Defensive Riding: Bike riding is statistically a very safe activity – but you are vulnerable! Taking an active safety approach is the first ‘line of defence’ in maximising your own security on the road:
- against physical hazards – potholes, rubbish, glass, roadworks, poor road or bikeway design etc and…
- the dangerous driving of others.
Why an ‘active’ approach? Because safe bicycle use starts with the rider! We are responsible for the interactions we undertake with other road users. We really do need to look out for our own safety all the time! We recommend that all new commuting cyclists in particular:
- know the Road Rules – especially the new Cycling Laws.
- become familiar with ‘Cycle Instead: A Guide for New & Rusty Riders’
- try to do one of MAC/BicycleSA’s ‘Be Safe, Be Seen’ cycling safety courses or undertake similar ‘safe cycling’ training
- ride with a ‘commuting buddy’ to help learn your route.
The reality is that – unlike motorists – bicycle users are not enclosed in a tin box providing some collision protection. Bicycle users are quite vulnerable to the careless behaviour of other road users. Police can’t be everywhere all of the time to monitor such behaviour. So ride alert & ride defensively!
Defensive Riding is… Very much about taking as much personal responsibility as you can for your own safety & for the safety of others. Bicycle use is very ‘public’ – everyone can see what you are doing & the decisions you are making. An active approach to bicycle safety is a great opportunity to ‘model’ the responsible behaviour we want to see in others:
- know & observe the road rules – both the general ones and those that apply to bicycle use
ring your bell when approaching & passing others, especially when approaching & passing pedestrians on the bike path!
- look around & stay alert at all time – a mirror is strongly recommended!
- stay visible in left & right turn situations – position yourself ahead of waiting traffic or take the footpath if necessary when approaching difficult turning situations.
- be conscious of your position on the road, particularly around heavy vehicles & trucks
- be considerate & responsible on the footpath – if you are on your bike, the law makes it clear that you are responsible for the safety of the pedestrians around you. Maintain bikeway etiquette, be considerate & know the rules for approaching & passing pedestrians.

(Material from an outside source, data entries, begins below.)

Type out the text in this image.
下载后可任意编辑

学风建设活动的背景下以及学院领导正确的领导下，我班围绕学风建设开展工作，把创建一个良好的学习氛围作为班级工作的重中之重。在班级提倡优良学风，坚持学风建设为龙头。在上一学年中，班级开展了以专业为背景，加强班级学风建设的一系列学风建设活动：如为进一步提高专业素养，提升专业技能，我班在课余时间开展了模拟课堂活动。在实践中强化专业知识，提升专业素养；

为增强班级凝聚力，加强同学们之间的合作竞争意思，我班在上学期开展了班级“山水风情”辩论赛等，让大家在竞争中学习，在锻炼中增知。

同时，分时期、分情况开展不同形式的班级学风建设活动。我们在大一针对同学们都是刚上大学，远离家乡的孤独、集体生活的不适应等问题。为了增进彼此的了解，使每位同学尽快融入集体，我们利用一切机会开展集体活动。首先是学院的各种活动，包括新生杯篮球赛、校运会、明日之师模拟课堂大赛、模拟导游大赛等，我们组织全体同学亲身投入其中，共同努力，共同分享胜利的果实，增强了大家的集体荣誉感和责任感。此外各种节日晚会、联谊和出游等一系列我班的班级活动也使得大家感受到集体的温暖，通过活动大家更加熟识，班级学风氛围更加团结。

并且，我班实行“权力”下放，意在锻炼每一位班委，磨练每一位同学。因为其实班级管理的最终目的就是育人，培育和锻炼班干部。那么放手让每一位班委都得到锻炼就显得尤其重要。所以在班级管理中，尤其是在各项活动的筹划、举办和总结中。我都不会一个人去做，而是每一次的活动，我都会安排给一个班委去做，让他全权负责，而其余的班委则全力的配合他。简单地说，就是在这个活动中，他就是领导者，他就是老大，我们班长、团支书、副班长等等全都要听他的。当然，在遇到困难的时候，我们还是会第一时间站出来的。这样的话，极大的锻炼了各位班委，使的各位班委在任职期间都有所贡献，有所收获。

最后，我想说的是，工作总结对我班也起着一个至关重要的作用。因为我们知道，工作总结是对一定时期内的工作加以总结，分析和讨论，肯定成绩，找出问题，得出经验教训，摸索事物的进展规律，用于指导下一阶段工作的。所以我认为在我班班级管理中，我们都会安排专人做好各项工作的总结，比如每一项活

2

- use a Greenway or bike path if you are not confident on the road and if one is available
- don’t ignore red lights or stop signs
- use your lights day & night. The law requires you to use bright red & white lights at night & you are encouraged to wear brightly coloured & reflective clothing too. However about 60% of car/bike collisions occur from the front (the classic ‘turning across’ collision) and during daylight hours! So we encourage your use of a bright flashing white light at the front of your bike during daylight hours too!
The New Footpath Cycling Rules… “Cyclists of all ages are allowed to ride on footpaths. Footpaths provide a safe and sometimes more direct alternative for cyclists. When riding on a footpath or shared path, a cyclist must:
- Keep to the left unless it is impracticable to do so
- Give way to any pedestrian on the footpath or shared path
- Give a warning (by bell, horn or other means) to pedestrians or others using the footpath, if it is necessary to avert danger.
It is still an offence for a cyclist to ride where a sign prohibits bicycle riding on footpaths which are considered unsuitable for shared use.”
The PortBUG suggests… There are a number of very good reasons why we might take advantage of SA’s footpath riding laws. However we suggest only riding on the footpath when you feel it may enhance your own safety. This will always be a subjective decision based on judgement and past experience – as it indeed should be! We are just suggesting that you always balance your right to use the footpath with consideration for other users. Remember – you can also walk you bike those last few metres to the coffee shop, or get off and walk your bike if the footpath is narrow or congested.